1. Commission from providing continuous liquidity

2. Earn profit from spread

We are still discussing the first option, but if there is a loss from market making, Interopera will
compensate for it.

Strategy

Market making is a technology that requires continuous management and optimization, and in
particular, two major risk management areas are required. We will focus on responding to toxic
orders and inventory management.

Informativeness of aggressive Orders(Order Toxicity)

We consider orders from investors who have prior knowledge of the product price (such as when it is
being sold for more expensive in another market) as toxic orders. In this case, the order strength is
strong and the price continues to rise or fall. If we detect a very strong signal, we will widen the
spread to minimize losses.

As you can see in the circled part of the chart above, the price moves in the same direction if
aggressive orders occur continuously one side.

For example, if the trade price by another investor is higher than the existing best ask, the aggressive
order is in the buying direction. Accordingly, we will change the ask order to be more expensive.
Inventory Risk Management

Market making strategy generates profit from spread if all orders received on the bid/ask side are
executed only. If only one side is executed continuously, revenue will not be generated and inventory
risk will be increased. Therefore, we will widen the spread to reduce inventory if the inventory on
one side of the buy/sell exceeds the threshold.

Trading Scenario

1. Initial order placement: The market maker submits limit orders on the bid and ask sides of
the market at a spread of 0.4 USD. For example, if the product start price is 5 USD, the
market maker will submit a bid order at 4.8 USD and an ask order at 5.2 USD.

2. Price movement: If the product price moves in a certain direction, the market maker will
adjust its limit orders to reflect that movement.

3. For example, if the product price is falling, the market maker will lower its ask order to
attract more sell orders.
• Other participants took buyOrder only.

• Due to the continued decline in stock prices, the market making price range continues to fall.

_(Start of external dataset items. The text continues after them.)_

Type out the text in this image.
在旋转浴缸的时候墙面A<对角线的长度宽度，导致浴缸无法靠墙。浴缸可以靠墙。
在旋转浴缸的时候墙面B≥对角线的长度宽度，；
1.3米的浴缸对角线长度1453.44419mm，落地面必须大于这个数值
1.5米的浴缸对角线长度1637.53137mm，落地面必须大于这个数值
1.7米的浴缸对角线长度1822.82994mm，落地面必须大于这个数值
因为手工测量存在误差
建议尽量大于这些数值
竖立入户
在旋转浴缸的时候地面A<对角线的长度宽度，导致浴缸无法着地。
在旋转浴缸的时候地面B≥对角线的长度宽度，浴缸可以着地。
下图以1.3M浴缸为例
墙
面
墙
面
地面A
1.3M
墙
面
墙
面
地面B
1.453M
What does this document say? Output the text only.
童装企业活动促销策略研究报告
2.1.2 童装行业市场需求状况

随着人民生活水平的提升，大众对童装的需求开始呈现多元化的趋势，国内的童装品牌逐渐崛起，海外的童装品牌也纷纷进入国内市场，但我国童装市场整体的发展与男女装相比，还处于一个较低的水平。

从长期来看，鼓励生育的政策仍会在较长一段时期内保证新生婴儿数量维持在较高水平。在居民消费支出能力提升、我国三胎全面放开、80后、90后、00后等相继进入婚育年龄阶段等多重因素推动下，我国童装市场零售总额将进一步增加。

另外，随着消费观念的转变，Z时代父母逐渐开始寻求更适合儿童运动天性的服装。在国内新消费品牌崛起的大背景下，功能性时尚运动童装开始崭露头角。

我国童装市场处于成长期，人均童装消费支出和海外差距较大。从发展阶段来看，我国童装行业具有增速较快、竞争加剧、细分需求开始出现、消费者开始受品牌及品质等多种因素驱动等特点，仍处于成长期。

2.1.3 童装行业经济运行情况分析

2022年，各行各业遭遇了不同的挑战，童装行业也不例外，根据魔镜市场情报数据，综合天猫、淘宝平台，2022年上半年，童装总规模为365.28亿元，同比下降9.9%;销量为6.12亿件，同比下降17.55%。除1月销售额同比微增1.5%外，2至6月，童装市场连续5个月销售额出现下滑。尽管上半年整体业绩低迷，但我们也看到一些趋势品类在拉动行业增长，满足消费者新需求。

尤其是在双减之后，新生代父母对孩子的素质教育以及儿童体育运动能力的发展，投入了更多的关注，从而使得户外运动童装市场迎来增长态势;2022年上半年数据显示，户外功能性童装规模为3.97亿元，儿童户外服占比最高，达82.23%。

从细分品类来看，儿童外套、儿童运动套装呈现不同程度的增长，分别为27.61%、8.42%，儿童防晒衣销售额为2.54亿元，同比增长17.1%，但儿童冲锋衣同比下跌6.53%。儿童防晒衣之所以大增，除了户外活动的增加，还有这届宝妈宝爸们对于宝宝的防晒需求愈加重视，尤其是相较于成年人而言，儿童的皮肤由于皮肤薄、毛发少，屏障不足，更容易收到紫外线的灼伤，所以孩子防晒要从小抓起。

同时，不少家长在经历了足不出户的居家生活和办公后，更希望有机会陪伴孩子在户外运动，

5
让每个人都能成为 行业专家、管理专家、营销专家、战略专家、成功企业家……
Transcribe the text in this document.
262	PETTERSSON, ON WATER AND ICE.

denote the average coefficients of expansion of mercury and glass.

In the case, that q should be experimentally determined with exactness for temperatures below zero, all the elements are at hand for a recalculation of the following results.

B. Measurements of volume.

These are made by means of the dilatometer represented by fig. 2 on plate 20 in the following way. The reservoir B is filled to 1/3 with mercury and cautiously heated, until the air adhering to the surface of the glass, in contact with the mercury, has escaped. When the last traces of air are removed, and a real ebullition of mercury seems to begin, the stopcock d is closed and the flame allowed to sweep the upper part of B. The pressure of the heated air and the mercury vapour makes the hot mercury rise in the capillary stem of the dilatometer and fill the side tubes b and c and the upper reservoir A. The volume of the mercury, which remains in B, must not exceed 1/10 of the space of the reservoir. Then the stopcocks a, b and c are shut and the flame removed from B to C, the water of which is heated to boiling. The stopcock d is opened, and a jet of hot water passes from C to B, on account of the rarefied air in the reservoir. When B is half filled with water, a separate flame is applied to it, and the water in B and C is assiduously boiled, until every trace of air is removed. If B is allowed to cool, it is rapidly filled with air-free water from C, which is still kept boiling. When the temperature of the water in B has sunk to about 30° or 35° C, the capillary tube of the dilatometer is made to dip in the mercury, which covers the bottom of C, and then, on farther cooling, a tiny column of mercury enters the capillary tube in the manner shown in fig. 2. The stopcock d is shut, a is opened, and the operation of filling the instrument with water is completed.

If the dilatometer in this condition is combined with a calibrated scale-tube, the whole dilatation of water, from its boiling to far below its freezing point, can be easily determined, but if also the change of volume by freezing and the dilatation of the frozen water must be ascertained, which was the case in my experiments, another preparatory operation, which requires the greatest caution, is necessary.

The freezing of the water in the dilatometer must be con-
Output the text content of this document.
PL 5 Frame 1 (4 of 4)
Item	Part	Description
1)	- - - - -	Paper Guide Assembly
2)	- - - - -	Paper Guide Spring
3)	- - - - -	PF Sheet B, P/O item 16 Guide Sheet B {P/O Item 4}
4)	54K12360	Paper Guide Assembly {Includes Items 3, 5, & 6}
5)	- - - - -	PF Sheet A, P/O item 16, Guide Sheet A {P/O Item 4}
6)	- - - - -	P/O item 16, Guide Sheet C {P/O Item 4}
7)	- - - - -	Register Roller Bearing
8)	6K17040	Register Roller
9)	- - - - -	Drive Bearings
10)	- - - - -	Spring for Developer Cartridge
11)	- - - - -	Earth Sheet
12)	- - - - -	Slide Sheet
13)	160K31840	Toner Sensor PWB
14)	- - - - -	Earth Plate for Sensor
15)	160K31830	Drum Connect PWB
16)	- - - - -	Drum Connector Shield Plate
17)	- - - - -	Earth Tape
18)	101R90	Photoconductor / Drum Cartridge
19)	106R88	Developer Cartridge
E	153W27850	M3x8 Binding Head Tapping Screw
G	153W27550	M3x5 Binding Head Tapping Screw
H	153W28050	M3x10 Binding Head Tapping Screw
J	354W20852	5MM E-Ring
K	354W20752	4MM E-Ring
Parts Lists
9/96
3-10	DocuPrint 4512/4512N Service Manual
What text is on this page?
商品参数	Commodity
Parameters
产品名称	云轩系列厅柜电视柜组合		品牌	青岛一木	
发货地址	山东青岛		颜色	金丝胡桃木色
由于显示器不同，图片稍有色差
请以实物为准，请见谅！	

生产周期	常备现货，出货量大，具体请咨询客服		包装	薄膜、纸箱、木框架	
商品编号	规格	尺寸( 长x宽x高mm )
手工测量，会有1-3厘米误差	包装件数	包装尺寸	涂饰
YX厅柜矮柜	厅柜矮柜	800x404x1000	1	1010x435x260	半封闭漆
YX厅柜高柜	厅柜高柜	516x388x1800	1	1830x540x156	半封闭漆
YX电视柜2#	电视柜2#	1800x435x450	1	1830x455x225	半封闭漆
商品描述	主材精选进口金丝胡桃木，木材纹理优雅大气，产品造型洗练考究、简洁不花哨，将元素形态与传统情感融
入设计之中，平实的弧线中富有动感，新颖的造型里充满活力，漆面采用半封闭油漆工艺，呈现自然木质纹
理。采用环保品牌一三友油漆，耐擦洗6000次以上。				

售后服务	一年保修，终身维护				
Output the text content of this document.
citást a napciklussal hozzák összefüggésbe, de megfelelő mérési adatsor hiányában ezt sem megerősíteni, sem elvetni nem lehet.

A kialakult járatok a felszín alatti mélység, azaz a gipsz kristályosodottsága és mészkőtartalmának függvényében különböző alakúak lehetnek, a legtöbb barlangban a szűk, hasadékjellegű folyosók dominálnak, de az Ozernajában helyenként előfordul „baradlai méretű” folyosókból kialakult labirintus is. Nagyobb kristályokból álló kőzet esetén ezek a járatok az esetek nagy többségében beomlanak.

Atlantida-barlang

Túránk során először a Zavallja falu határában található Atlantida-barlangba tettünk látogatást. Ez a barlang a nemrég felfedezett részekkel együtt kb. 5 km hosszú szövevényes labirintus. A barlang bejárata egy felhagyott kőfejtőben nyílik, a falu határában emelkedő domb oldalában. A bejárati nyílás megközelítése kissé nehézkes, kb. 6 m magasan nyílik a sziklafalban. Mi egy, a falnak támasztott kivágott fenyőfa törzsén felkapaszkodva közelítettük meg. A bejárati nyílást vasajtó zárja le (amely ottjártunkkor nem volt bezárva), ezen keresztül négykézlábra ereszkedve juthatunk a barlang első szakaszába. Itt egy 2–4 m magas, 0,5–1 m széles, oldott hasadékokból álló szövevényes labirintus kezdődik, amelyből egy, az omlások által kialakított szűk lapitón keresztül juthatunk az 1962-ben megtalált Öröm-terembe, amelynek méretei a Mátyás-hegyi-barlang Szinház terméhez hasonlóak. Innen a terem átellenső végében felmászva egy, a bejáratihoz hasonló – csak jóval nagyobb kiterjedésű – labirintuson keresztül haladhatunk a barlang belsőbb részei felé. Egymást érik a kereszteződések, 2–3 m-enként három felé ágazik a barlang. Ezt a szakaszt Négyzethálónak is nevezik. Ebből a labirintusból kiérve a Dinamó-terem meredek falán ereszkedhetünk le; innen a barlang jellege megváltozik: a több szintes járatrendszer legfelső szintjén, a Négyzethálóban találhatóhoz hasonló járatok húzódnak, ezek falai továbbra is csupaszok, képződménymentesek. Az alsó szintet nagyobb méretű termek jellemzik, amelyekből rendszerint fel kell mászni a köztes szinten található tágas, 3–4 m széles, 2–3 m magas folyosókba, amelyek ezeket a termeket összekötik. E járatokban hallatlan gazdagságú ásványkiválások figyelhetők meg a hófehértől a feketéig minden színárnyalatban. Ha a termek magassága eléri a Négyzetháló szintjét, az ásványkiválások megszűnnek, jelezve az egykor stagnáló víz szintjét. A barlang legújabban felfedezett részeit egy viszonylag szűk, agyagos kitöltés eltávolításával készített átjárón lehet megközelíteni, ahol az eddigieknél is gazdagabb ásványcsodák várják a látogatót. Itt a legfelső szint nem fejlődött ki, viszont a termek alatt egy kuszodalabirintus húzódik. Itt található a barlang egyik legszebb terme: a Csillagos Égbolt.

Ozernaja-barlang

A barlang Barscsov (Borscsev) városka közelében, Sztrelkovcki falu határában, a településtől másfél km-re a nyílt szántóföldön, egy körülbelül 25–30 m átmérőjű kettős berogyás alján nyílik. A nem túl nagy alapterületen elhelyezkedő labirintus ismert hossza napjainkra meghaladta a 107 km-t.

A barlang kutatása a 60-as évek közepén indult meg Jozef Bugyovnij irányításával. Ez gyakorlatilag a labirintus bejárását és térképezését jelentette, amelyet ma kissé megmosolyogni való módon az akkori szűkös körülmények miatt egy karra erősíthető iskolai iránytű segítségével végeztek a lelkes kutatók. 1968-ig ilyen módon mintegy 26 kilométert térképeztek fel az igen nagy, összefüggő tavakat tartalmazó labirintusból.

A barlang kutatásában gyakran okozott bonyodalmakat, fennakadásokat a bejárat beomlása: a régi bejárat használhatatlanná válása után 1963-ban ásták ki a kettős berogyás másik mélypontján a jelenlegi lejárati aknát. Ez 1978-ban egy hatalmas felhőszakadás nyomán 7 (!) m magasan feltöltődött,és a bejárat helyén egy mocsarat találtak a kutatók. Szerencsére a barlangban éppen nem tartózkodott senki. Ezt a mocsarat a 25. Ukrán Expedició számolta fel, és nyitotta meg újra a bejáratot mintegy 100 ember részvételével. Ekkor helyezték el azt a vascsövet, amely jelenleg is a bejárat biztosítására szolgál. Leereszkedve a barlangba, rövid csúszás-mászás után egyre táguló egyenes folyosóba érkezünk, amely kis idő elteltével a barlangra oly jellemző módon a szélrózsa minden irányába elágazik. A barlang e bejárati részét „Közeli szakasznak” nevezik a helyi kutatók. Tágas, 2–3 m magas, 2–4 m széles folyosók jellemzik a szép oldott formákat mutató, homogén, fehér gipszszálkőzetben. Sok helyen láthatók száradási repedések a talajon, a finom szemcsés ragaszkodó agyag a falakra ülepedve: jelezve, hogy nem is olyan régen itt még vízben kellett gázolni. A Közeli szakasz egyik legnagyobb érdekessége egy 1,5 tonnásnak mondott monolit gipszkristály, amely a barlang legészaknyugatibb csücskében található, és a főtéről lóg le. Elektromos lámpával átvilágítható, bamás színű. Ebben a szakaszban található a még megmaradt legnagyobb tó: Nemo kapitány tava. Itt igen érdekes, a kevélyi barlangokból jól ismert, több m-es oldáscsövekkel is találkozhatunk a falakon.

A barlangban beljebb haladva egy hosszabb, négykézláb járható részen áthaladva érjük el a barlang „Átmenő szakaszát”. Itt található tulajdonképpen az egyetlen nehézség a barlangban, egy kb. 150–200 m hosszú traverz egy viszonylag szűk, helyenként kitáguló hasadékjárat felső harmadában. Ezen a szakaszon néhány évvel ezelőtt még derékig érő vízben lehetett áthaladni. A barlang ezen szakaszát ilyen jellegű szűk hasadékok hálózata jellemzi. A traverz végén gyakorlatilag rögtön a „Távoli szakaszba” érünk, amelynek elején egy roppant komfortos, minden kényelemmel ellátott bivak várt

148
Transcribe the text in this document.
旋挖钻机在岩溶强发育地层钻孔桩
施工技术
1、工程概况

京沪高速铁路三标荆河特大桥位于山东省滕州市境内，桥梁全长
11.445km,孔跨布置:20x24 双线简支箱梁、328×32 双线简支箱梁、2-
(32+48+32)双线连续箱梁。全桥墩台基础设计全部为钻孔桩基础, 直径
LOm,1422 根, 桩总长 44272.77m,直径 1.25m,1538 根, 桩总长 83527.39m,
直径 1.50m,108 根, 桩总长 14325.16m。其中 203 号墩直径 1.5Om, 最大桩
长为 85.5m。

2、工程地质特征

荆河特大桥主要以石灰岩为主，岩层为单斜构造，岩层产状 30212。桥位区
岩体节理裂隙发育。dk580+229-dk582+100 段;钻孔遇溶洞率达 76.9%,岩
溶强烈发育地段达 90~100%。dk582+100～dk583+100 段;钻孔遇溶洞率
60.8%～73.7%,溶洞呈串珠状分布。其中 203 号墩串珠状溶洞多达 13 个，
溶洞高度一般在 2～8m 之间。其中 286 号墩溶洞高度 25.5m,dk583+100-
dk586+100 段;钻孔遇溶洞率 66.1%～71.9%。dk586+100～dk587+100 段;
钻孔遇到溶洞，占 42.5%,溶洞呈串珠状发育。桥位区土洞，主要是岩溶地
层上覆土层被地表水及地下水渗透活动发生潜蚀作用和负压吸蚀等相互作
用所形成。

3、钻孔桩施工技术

• Ask 5.2 - 4.8 Bid, 0.4 Spread

• Ask 5.0 - 4.6 Bid, 0.4 Spread

• Ask 4.8 - 4.4 Bid, 0.4 Spread

• If bid orders are executed more than three times in a row, we will make a wider bid price by
0.2 USD to encourage selling at a lower price.

• Ask 4.6 - 4.0 Bid, 0.6 Spread

• If an aggressive order occurs in the opposite direction, the spread is reduced again.

• For example, In the following situations,

• A buy order was created at 4.7, and the order was concluded at 4.7, which is more expensive
than BeskAsk, and the system determines that an aggressive order has occurred.
• Therefore, the bid side spread is reduced again. ( Ask 4.9 , Bid 4.5, 0.4 Spread )

4. When product prices continue to rise,

• During Ask/Bid, only the Ask side order is concluded, so selling inventory increases.

• If only the Ask side order is executed more than 3 times in a row, the Ask side limit order
position is increased by 0.2 USD.

• Ask 5.2 - 4.8 Bid, 0.4 Spread (executed at 5.2)

• Ask 5.4 - 5.0 Bid, 0.4 Spread (executed at 5.4)

• Ask 5.6 - 5.2 Bid, 0.4 Spread (executed at 5.6)

• Ask 6.0 - 5.4 Bid, 0.6 Spread

• If an aggressive order occurs in the opposite direction, the spread is reduced again.

Optimization of the threshold will continue to be done by analyzing the generated data.